この日の診察室は、初めての広い部屋だった。キャリーをバッグから取り出すと、いつもとは違う雰囲気に驚いたのか、ヤッピーは興奮気味だ。

「最近、よく食べるようになりました。」
と、まず報告する。この1週間、ヤッピーの食餌量は6g弱、それまでより1gほど増えていた。
チェリーの食餌制限のおかげで、鳥3羽全員の食餌量測定が日課になっていた。

「やっぱり、お腹の調子が良くなったのかな?」

と言いながら、先生はヤッピーを取り出そうとしたが、ヤッピーは機敏に逃げ回る。逃げることは、ヒナの頃からの得意技だ。

「動きも良くなりましたね・・・」と先生。
(いえ、今日は興奮しているだけですって・・・)

体重は27g。

「そんなには増えてないですね・・・・・でも、そうなるとヤッピーちゃんも太りすぎに注意しないといけませんね。」

今は体重も食餌量も毎日測っているから大丈夫だろうと楽観視していたが、確かに要注意だ。
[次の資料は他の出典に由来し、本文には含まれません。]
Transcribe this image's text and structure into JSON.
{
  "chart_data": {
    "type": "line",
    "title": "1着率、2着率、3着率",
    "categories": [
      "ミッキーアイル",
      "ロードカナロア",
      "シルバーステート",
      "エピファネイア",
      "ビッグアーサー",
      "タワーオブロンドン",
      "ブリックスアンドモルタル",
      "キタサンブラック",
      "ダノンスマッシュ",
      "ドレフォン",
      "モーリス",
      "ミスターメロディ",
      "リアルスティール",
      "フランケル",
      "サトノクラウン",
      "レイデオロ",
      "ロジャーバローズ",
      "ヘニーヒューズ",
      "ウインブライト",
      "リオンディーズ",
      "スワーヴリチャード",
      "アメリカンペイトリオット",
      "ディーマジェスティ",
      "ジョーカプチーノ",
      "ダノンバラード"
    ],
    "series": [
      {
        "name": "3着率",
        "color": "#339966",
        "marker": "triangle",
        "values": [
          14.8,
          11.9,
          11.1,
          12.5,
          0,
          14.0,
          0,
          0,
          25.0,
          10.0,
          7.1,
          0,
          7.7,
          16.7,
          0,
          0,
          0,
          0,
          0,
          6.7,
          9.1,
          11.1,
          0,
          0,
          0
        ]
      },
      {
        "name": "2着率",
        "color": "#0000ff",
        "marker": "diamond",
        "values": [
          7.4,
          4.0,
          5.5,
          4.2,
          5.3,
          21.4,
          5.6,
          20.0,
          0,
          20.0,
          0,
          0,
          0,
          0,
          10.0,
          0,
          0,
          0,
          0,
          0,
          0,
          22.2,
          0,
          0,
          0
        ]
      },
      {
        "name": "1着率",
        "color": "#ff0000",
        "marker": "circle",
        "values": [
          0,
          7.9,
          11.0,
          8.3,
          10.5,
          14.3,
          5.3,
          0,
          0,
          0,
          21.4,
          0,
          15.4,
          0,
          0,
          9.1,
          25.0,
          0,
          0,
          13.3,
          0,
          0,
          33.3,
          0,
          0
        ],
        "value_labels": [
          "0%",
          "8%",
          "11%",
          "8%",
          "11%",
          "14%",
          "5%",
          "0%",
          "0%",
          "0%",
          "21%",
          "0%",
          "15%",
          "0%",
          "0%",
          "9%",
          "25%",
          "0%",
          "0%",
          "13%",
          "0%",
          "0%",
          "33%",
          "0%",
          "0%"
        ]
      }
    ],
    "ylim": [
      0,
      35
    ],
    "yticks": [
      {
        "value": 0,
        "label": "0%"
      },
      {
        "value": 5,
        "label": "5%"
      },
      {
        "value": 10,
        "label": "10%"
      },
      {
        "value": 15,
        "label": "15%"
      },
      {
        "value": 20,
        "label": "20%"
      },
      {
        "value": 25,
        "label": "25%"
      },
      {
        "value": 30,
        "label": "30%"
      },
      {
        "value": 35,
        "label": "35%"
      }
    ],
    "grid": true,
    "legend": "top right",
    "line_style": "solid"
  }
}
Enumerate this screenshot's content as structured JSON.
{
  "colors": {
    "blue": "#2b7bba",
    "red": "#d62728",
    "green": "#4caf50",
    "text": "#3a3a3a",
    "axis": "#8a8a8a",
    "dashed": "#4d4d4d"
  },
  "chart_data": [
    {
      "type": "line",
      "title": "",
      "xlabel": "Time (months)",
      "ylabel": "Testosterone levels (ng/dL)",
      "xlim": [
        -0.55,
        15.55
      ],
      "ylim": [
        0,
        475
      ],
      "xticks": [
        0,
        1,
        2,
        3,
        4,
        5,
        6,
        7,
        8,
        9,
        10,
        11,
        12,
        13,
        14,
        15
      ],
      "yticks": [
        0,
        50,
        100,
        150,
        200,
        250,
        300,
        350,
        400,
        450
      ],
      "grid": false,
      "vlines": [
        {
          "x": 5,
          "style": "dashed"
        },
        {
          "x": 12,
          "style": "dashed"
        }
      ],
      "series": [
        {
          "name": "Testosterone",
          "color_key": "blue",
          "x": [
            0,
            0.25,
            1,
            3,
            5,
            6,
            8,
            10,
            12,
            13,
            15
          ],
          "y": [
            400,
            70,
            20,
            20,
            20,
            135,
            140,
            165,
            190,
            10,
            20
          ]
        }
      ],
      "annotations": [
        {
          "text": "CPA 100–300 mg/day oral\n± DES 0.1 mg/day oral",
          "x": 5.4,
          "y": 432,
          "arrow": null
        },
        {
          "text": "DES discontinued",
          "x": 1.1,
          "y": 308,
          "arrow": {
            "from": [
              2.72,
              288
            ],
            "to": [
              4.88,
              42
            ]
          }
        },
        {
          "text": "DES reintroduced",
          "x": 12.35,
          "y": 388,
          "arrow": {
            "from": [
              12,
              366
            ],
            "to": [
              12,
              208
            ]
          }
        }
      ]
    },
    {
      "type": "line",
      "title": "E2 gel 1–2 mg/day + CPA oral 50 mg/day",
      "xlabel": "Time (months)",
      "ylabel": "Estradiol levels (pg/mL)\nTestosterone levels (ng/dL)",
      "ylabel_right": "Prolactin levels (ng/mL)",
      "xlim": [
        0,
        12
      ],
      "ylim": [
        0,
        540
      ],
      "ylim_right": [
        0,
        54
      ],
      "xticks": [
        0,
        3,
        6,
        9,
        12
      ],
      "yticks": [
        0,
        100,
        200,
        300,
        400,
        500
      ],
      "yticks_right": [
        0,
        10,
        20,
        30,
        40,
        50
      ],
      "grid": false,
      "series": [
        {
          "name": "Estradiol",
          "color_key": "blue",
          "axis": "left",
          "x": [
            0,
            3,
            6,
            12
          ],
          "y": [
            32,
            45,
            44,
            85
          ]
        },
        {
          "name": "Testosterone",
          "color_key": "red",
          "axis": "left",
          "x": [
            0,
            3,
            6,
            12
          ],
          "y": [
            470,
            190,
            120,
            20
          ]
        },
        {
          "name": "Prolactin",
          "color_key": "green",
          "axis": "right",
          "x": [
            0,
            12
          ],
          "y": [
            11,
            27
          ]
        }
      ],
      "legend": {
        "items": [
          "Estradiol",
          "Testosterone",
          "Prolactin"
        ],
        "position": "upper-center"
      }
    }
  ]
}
「フンの状態(外観)も、非常に良いですね。」と、おほめに与る。


「ヤッピーちゃん、もうウサギさんのところには行ってないですか?」と、先生は顕微鏡を見ながら聞いてきた。

「いえ、今までと特に変わりませんけど・・・」
このところ、仕事で帰宅時間が遅くなっていたので、その分、放鳥タイムは短めであったが、2羽連れ立って、ウサギ領へ遠征に行く姿を何度か目撃していた。昨日も、ウサギケージの上でたむろしていて、ゴブにどやされていたところだ。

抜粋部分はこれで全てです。